TCA cycle. While most genetic epileptic encephalopathies are due to de novo mutations, there is increasing knowledge about epileptic encephalopathies due to recessive mutations, often with entirely unexpected mechanisms. In a recent publication in Brain, we were able to expand the phenotype of a neonatal epileptic encephalopathy due to a deficiency of the neuronal citrate transporter. Furthermore, in addition to GLUT1 deficiency and pyruvate dehydrogenase deficiency, SLC13A5 seems to be a third disease where the ketogenic diet may represent a causal treatment option.
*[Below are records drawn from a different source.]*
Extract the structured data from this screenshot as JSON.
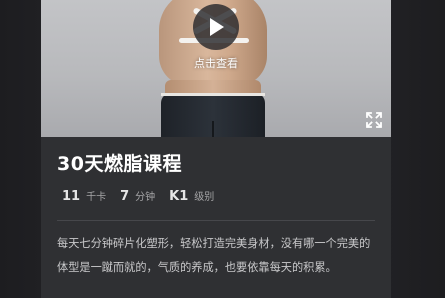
{
  "video": {
    "play_caption": "点击查看"
  },
  "course": {
    "title": "30天燃脂课程",
    "stats": [
      {
        "value": "11",
        "unit": "千卡"
      },
      {
        "value": "7",
        "unit": "分钟"
      },
      {
        "value": "K1",
        "unit": "级别"
      }
    ],
    "description": "每天七分钟碎片化塑形，轻松打造完美身材，没有哪一个完美的体型是一蹴而就的，气质的养成，也要依靠每天的积累。"
  },
  "colors": {
    "background": "#2a2a2d",
    "card": "#2f3033",
    "title": "#ffffff",
    "text": "#c9c9cb",
    "muted": "#a6a6a8"
  },
  "icons": {
    "play": "play-icon",
    "fullscreen": "fullscreen-icon"
  }
}
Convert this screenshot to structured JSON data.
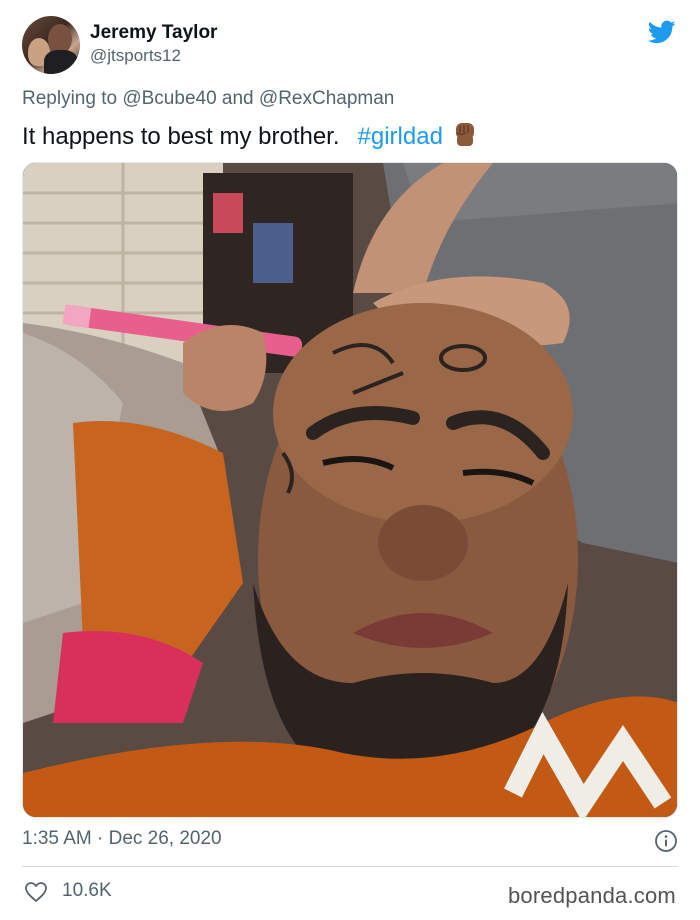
{
  "author": {
    "name": "Jeremy Taylor",
    "handle": "@jtsports12",
    "avatar_icon": "profile-photo"
  },
  "platform_icon": "twitter-bird-icon",
  "brand_color": "#1d9bf0",
  "reply": {
    "prefix": "Replying to",
    "mention1": "@Bcube40",
    "joiner": "and",
    "mention2": "@RexChapman"
  },
  "tweet": {
    "text": "It happens to best my brother.",
    "hashtag": "#girldad",
    "emoji": "raised-fist-dark-skin-tone"
  },
  "media": {
    "type": "photo"
  },
  "meta": {
    "time": "1:35 AM · Dec 26, 2020",
    "info_icon": "info-icon"
  },
  "engagement": {
    "likes": "10.6K",
    "like_icon": "heart-icon"
  },
  "watermark": "boredpanda.com"
}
Krebs cycle. Part of the reason why it took me so long to get this post out was the TCA cycle and the biochemistry of the genetic condition that this blog post is about. Let’s go back to high school biochemistry. There are several metabolic cycles at work when molecules like glucose, proteins or fat are broken down and transformed into ATP, the ultimate cellular fuel. One of the most important metabolic cycles is the tricarboxylic acid (TCA) cycle, also called the Krebs cycle or citric acid cycle. Basically, the citric acid cycle vaporizes half a molecule of glucose into CO2 and creates NADH, amongst other byproducts, as an intermediate energy carrier and electron donor that allows for the generation of ATP in our mitochondria. That’s what I vaguely remembered. What I wasn’t completely aware of was the fact that our neurons have one major problem when it comes to the TCA cycle.
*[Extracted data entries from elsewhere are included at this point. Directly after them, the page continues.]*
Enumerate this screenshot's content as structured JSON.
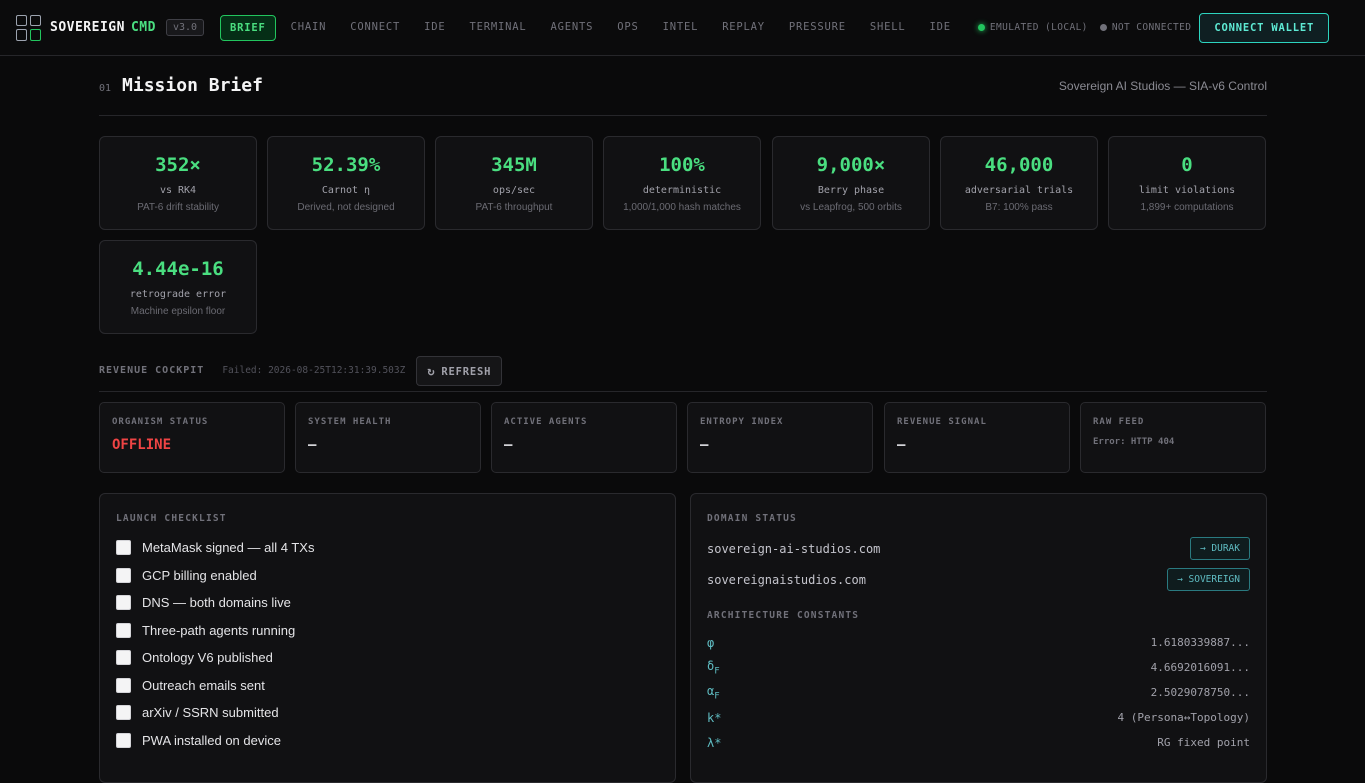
{
  "brand": {
    "name": "SOVEREIGN",
    "suffix": "CMD",
    "version": "v3.0"
  },
  "nav": [
    "BRIEF",
    "CHAIN",
    "CONNECT",
    "IDE",
    "TERMINAL",
    "AGENTS",
    "OPS",
    "INTEL",
    "REPLAY",
    "PRESSURE",
    "SHELL",
    "IDE"
  ],
  "nav_active": "BRIEF",
  "status": {
    "emulated": "EMULATED (LOCAL)",
    "connection": "NOT CONNECTED",
    "wallet_button": "CONNECT WALLET"
  },
  "colors": {
    "accent": "#4ade80",
    "offline": "#ef4444",
    "teal": "#5eead4"
  },
  "section": {
    "number": "01",
    "title": "Mission Brief",
    "subtitle": "Sovereign AI Studios — SIA-v6 Control"
  },
  "metrics": [
    {
      "value": "352×",
      "label": "vs RK4",
      "sub": "PAT-6 drift stability"
    },
    {
      "value": "52.39%",
      "label": "Carnot η",
      "sub": "Derived, not designed"
    },
    {
      "value": "345M",
      "label": "ops/sec",
      "sub": "PAT-6 throughput"
    },
    {
      "value": "100%",
      "label": "deterministic",
      "sub": "1,000/1,000 hash matches"
    },
    {
      "value": "9,000×",
      "label": "Berry phase",
      "sub": "vs Leapfrog, 500 orbits"
    },
    {
      "value": "46,000",
      "label": "adversarial trials",
      "sub": "B7: 100% pass"
    },
    {
      "value": "0",
      "label": "limit violations",
      "sub": "1,899+ computations"
    },
    {
      "value": "4.44e-16",
      "label": "retrograde error",
      "sub": "Machine epsilon floor"
    }
  ],
  "revenue": {
    "label": "REVENUE COCKPIT",
    "failed": "Failed: 2026-08-25T12:31:39.503Z",
    "refresh": "REFRESH"
  },
  "status_cards": [
    {
      "label": "ORGANISM STATUS",
      "value": "OFFLINE"
    },
    {
      "label": "SYSTEM HEALTH",
      "value": "—"
    },
    {
      "label": "ACTIVE AGENTS",
      "value": "—"
    },
    {
      "label": "ENTROPY INDEX",
      "value": "—"
    },
    {
      "label": "REVENUE SIGNAL",
      "value": "—"
    },
    {
      "label": "RAW FEED",
      "value": "Error: HTTP 404"
    }
  ],
  "checklist": {
    "title": "LAUNCH CHECKLIST",
    "items": [
      "MetaMask signed — all 4 TXs",
      "GCP billing enabled",
      "DNS — both domains live",
      "Three-path agents running",
      "Ontology V6 published",
      "Outreach emails sent",
      "arXiv / SSRN submitted",
      "PWA installed on device"
    ]
  },
  "domains": {
    "title": "DOMAIN STATUS",
    "items": [
      {
        "name": "sovereign-ai-studios.com",
        "target": "→ DURAK"
      },
      {
        "name": "sovereignaistudios.com",
        "target": "→ SOVEREIGN"
      }
    ]
  },
  "constants": {
    "title": "ARCHITECTURE CONSTANTS",
    "items": [
      {
        "symbol": "φ",
        "value": "1.6180339887..."
      },
      {
        "symbol": "δF",
        "value": "4.6692016091..."
      },
      {
        "symbol": "αF",
        "value": "2.5029078750..."
      },
      {
        "symbol": "k*",
        "value": "4 (Persona↔Topology)"
      },
      {
        "symbol": "λ*",
        "value": "RG fixed point"
      }
    ]
  }
}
Anaplerosis. On some occasions, intermediates from the TCA cycle are pulled away to produce either GABA or glutamate. Much of the neurotransmitter equipment is taken care of by an exchange between glutamate and glutamine between neurons and astrocytes (the glutamate-glutamine shuttle). However, the neuronal TCA cycle is leaky – molecules are constantly shunted away. Most cells can replenish TCA cycle intermediates through anaplerosis – with the exception of neurons. Neurons seem to be so specialized that they have to do without this metabolic pathway. Consequently, they are in constant need of TCA cycle components, such as citrate. Neurons cannot produce citrate by themselves; this molecule needs to be imported from astrocytes. SLC13A5 is the neuronal transporter that shuttles citrate into neurons. When this shuttle does not function properly, it results in various downstream effects that lead to a severe neonatal encephalopathy.
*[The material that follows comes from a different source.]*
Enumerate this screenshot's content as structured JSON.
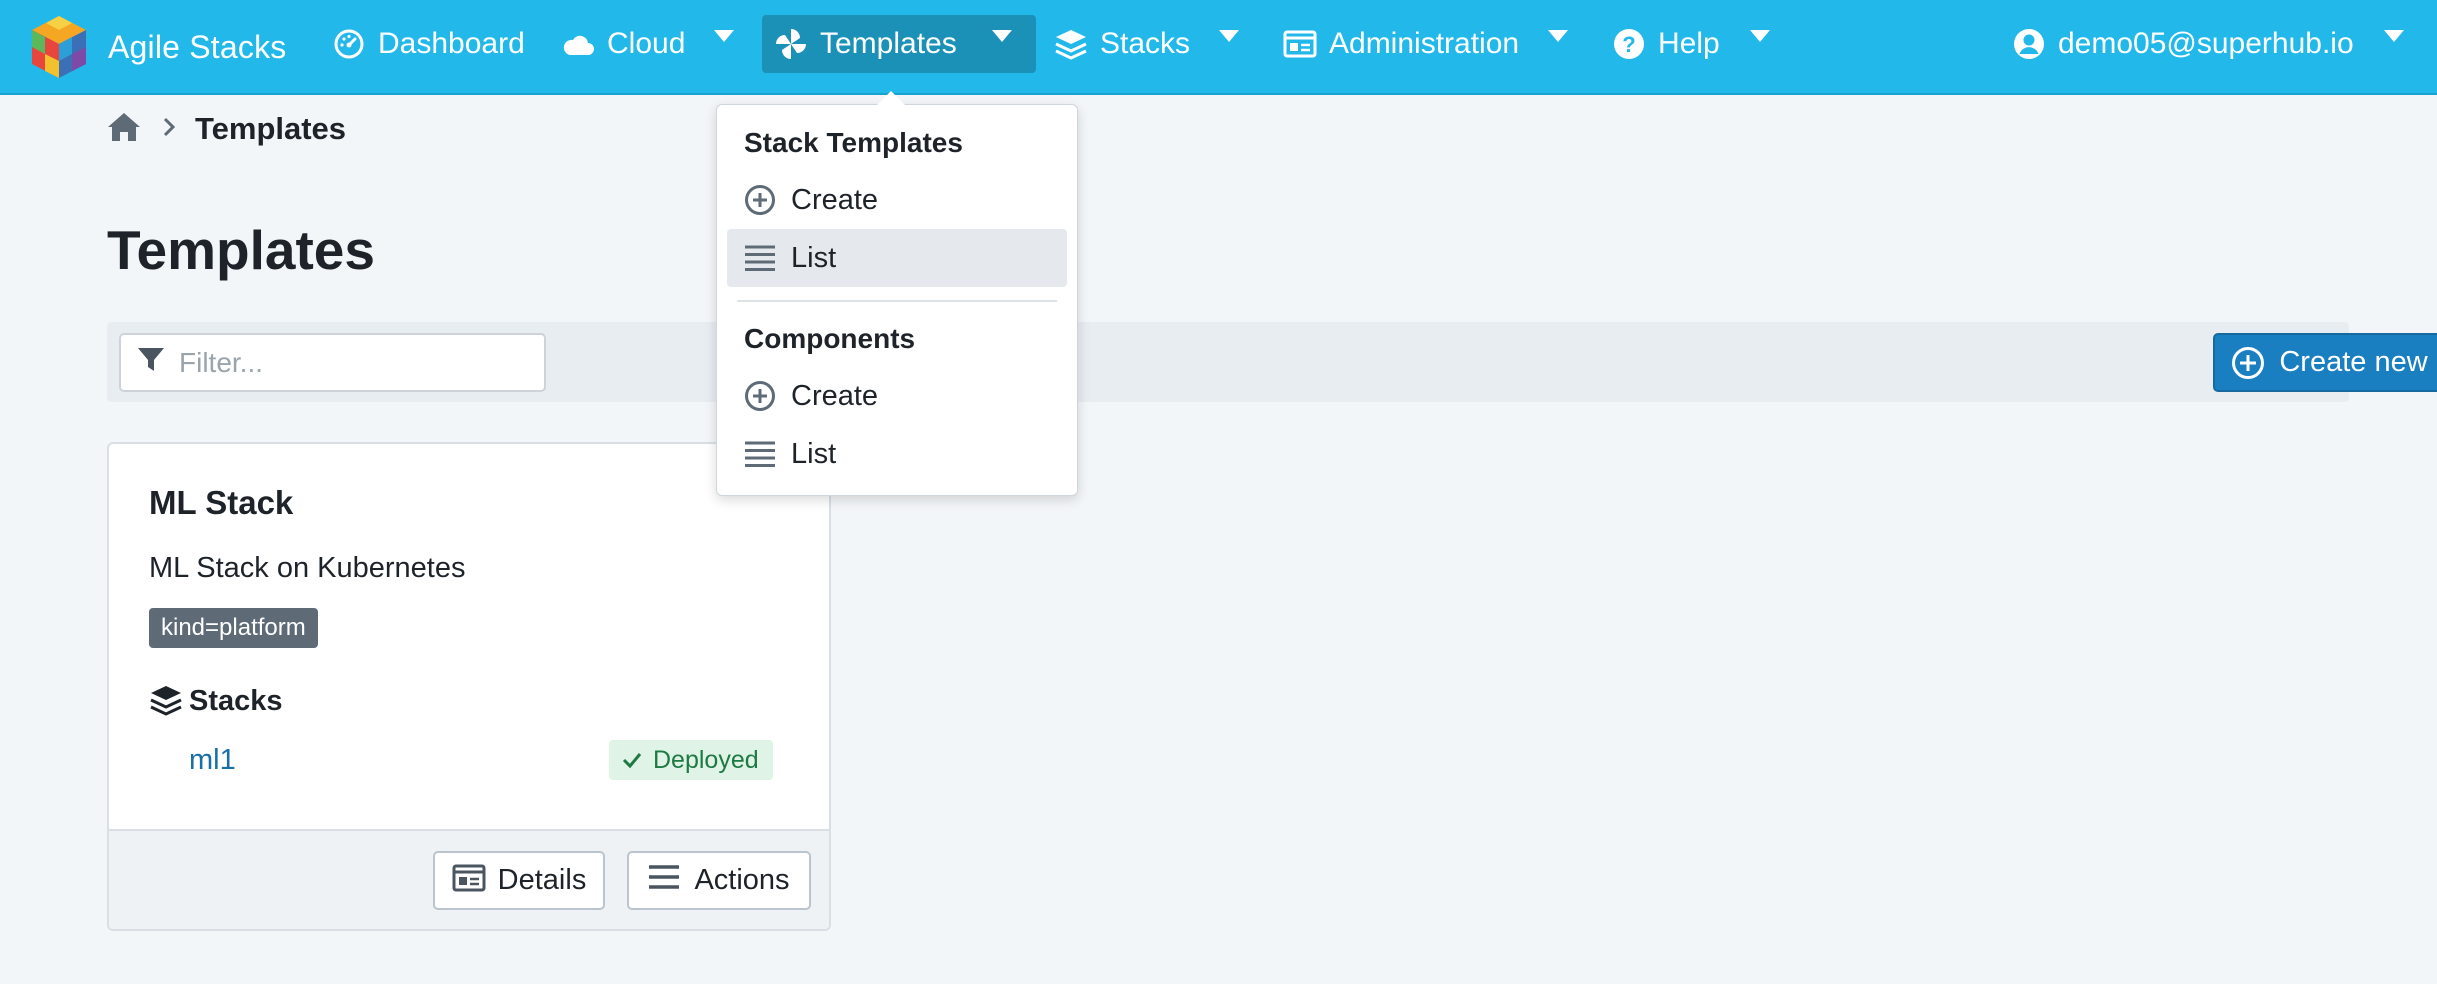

Phenotype. In this publication by Hardies and collaborators, we were able to describe the phenotypes of 8 patients from 4 families with SLC13A5 deficiency. All patients had severe neonatal epileptic encephalopathies and hypoplasia, i.e. incomplete development of their teeth. SLC13A5 deficiency had only recently been described as a genetic entity and our publication added eight additional patients to the eight previously reported patients by Thevenon and collaborators. Even though the mechanism behind SLC13A5 deficiency may suggest that the condition is a neurometabolic condition that can be identified through metabolic testing, there is no particular metabolite that was consistently abnormal in patients that may have given away the diagnosis – the genetic defect was identified by genetic testing of families, mostly hypothesis-free, through exome and genome sequencing. The teeth hypoplasia in patients may be a clue towards the diagnosis in the future, otherwise patients presented with treatment-resistant seizures that started as early as on the first day of life. Interestingly, the ketogenic diet seemed to have a positive effect in some patients. A causal mechanism for this treatment effect can be postulated based on the underlying biochemistry, in parallel to the effect seen in GLUT1 deficiency and pyruvate dehydrogenase deficiency. However, more research is needed in this area to definitely proof the effect of this treatment option.
What you need to know. SLC13A5 deficiency is a novel recessive epileptic encephalopathy due to a defect of the neuronal citrate transporter that is critical for shuttling citrate into neurons. Teeth hypoplasia may be a diagnostic indicator for the presence of this condition. Given that seizures in patients often manifest shortly after birth, genetic testing is the only reliable way to of making this diagnosis. The effect of the ketogenic diet seems promising and needs to be assessed in future studies.